Wpis z mikrobloga

#anonimowemirkowyznania
Chyba w tym roku zacznę kandydować do nagrody przegrywa albo #!$%@? roku. Jakiś czas temu, pewnie będzie już z 4 miesiące zerwaliśmy z dziewczyną. W zgodzie, bez spin, po prostu nie układało się od dłuższego czasu. Pierwszy błąd, że wciąż utrzymywaliśmy kontakt i stworzyliśmy coś na miarę niedorozwiniętej przyjaźni z zespołem downa i tourretem. No ale utrzymywaliśmy kontakt, pisaliśmy. Czasem (głównie ja) wylewałem jakieś żale, za które przepraszałem.

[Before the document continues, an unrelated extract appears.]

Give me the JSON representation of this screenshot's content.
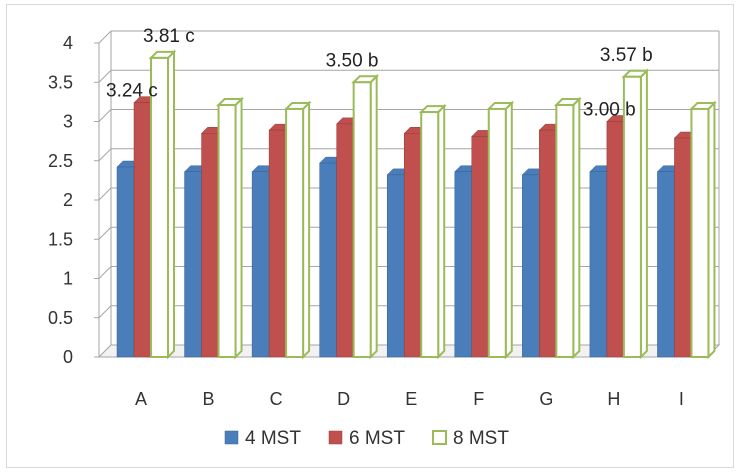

Ona się spotykała z innymi facetami, ja siedziałem w domu, grałem w league of depresja. Miałem najgorsze myśli, nic nie szło w moim życiu jak chciałem, praca, rodzina. Jak jedna rzecz idzie po grudzie, to zwykle reszta rzeczy idzie w ślad tej jednej. Wszystko się sypało. Ona poznała kogoś, ja w końcu też. Moja nowa dziewczyna jest cudowna, wspaniała, taka jaką zawsze chciałem mieć, z charakteru. Z wyglądem jest trochę gorzej, ale nie ma tragedii. Z była wciąż utrzymywałem kontakt. Raz na dwa tygodnie pisaliśmy, raz na jakiś czas gadaliśmy przez telefon bardzo długo. Jej facet i moja kobieta o tym nie wiedzą. Ostatnio w naszych związkach coś zaczyna źle się dziać. U niej są problemy, a u mnie ja wyszukuje problemy na siłę, chociaż zajebiście mi się z moją nową układa. No i tak słowo do słowa, z byłą zaczęliśmy pisać codziennie ze sobą. Puenta przegrywa jest taka, że zostałem doradcą związkowym mojej byłej dziewczyny i pomagam jej w tym, żeby ona mogła być szczęśliwa w swoim nowym związku, tym samym licząc na to że to jednak wszystko spadnie z rowerka, zostanie sama i zatęskni za mną i wróci... A ona pomaga mi w tym, żebym ja się oswoił w swoim związku i żebym był starym sobą i żebym był szczęśliwy. Dodam tylko na koniec, że ja serio jestem z tą nową dziewczyną szczęśliwy, jeżeli jestem blisko niej. Jak tylko wrócę do domu albo siedzę w pracy wynajduje milion problemów co mi nie leży w tym wszystkim. Pierwszy raz jestem w takiej sytuacji, że wszystko mi się w życiu układa, jestem w związku, w którym zawsze chciałem być, jestem zadowolony, ale jednak jestem nieszczęśliwy i czegoś mi brakuje. Za nic nie wiem, czego mi brakuje, chociaż się domyślam i chyba po prostu boję się powiedzieć to na głos. Chcę żeby moja nowa dziewczyna była szczęśliwa i robię wszystko żeby tak się stało, ale ja nie wiem czy to bardziej robię dla niej czy dla siebie...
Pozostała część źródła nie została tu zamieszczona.